Poverty reduction strategies
Managing assets and vulnerability contexts: vistas of gendered livelihoods of Adivasi women in South India
Gender dimensions of adivasi livelihood vulnerability
Authors:
S Arun
Publisher:
Brooks World Poverty Institute, University of Manchester, 2008
This paper focuses on the livelihood issues of adivasi or the scheduled tribes in the southern Indian state of Kerala. Examining the gendered vulnerability context of adivasi livelihoods, the author argues that the ability of adivasi livelihood to expand and manage productive assets is gendered. The paper explores how the vulnerability context affects men and women differently. The main conclusions of the paper include:
- the drivers of vulnerability and deprivation among adivasis are primarly economic and structural in nature
- for most of them, sustenance capital is more significant than any form of social and economic capital.
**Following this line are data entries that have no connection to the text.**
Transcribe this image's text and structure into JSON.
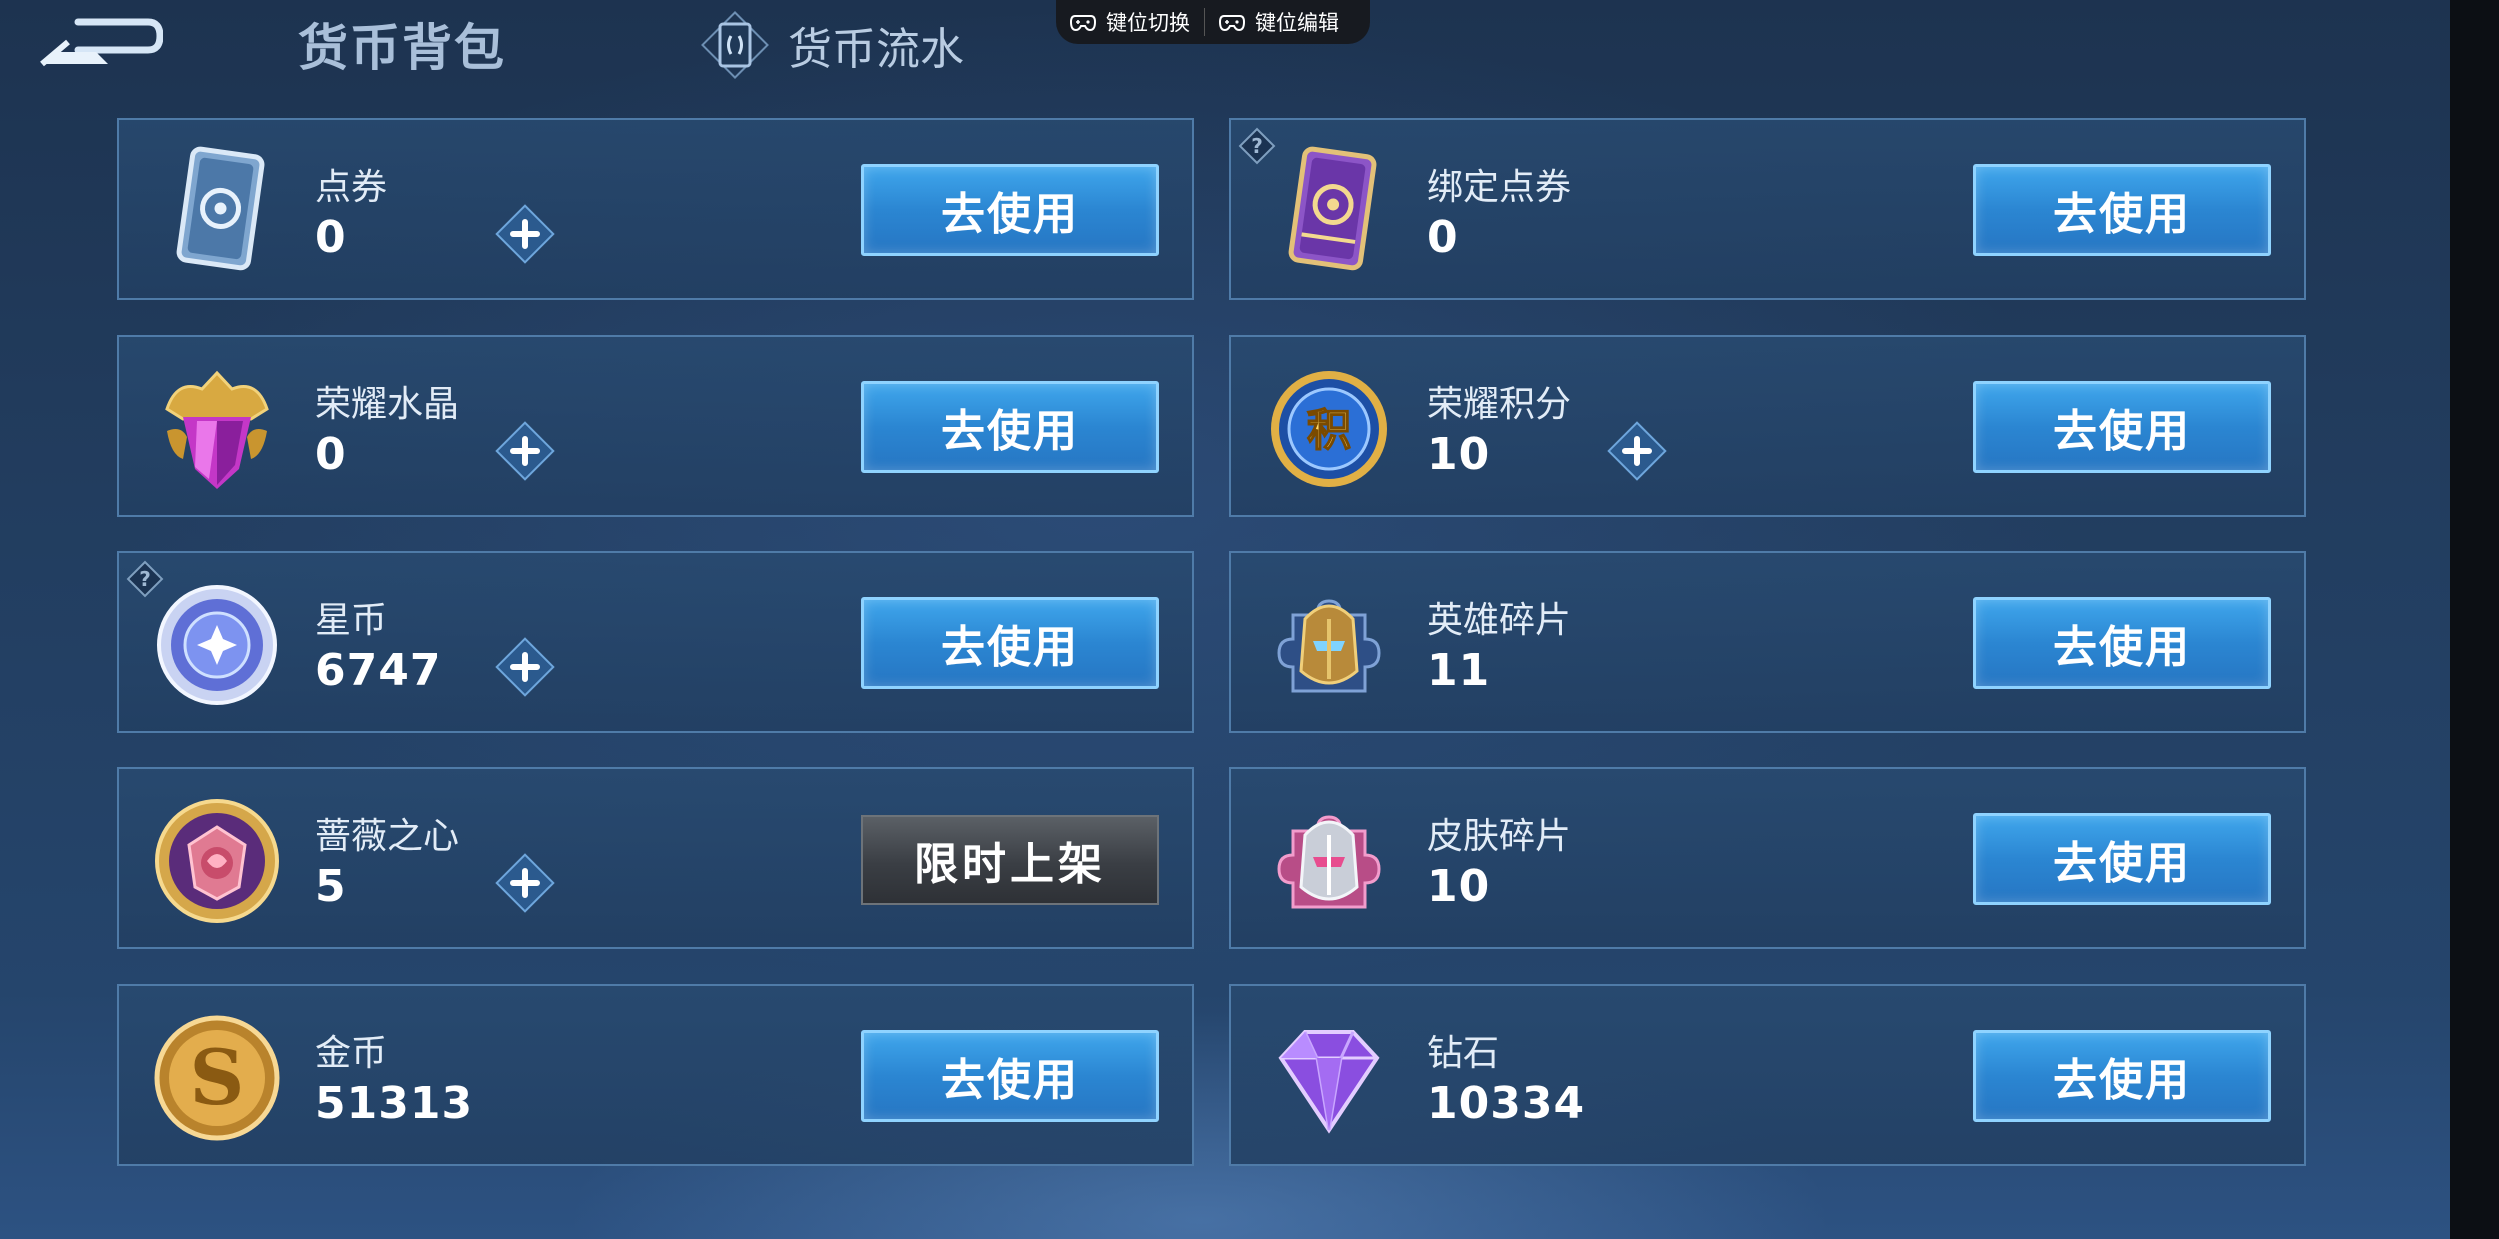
{
  "header": {
    "title": "货币背包",
    "flow_tab": "货币流水"
  },
  "overlay": {
    "key_switch": "键位切换",
    "key_edit": "键位编辑"
  },
  "cards": [
    {
      "name": "点券",
      "amount": "0",
      "icon": "coupon-icon",
      "has_plus": true,
      "has_help": false,
      "button": "去使用",
      "button_type": "use"
    },
    {
      "name": "绑定点券",
      "amount": "0",
      "icon": "bound-coupon-icon",
      "has_plus": false,
      "has_help": true,
      "button": "去使用",
      "button_type": "use"
    },
    {
      "name": "荣耀水晶",
      "amount": "0",
      "icon": "glory-crystal-icon",
      "has_plus": true,
      "has_help": false,
      "button": "去使用",
      "button_type": "use"
    },
    {
      "name": "荣耀积分",
      "amount": "10",
      "icon": "glory-points-icon",
      "has_plus": true,
      "has_help": false,
      "button": "去使用",
      "button_type": "use"
    },
    {
      "name": "星币",
      "amount": "6747",
      "icon": "star-coin-icon",
      "has_plus": true,
      "has_help": true,
      "button": "去使用",
      "button_type": "use"
    },
    {
      "name": "英雄碎片",
      "amount": "11",
      "icon": "hero-fragment-icon",
      "has_plus": false,
      "has_help": false,
      "button": "去使用",
      "button_type": "use"
    },
    {
      "name": "蔷薇之心",
      "amount": "5",
      "icon": "rose-heart-icon",
      "has_plus": true,
      "has_help": false,
      "button": "限时上架",
      "button_type": "limited"
    },
    {
      "name": "皮肤碎片",
      "amount": "10",
      "icon": "skin-fragment-icon",
      "has_plus": false,
      "has_help": false,
      "button": "去使用",
      "button_type": "use"
    },
    {
      "name": "金币",
      "amount": "51313",
      "icon": "gold-coin-icon",
      "has_plus": false,
      "has_help": false,
      "button": "去使用",
      "button_type": "use"
    },
    {
      "name": "钻石",
      "amount": "10334",
      "icon": "diamond-icon",
      "has_plus": false,
      "has_help": false,
      "button": "去使用",
      "button_type": "use"
    }
  ],
  "icons": {
    "glory_points_glyph": "积",
    "gold_coin_glyph": "S"
  },
  "colors": {
    "accent_blue": "#2b86d2",
    "button_border": "#8fd3ff",
    "card_border": "#4f7ba8"
  }
}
This is more acute for women, as women need to play a crucial role in the food security of the household
- the maintainers of chronic poverty relate to indebtedness, discrimination and exploitation which again have a gendered dimension
- long-term ill-health and chronic illness are common where women have to work harder and single handed
- the major interrupters of vulnerability are the increasing presence of SHGs which facilitate community participation and income generation
- one of the other significant interrupter of economic vulnerability is migrant work. However this is riddled with exploitation and needs to be regulated as it could provide a livelihood option for many households.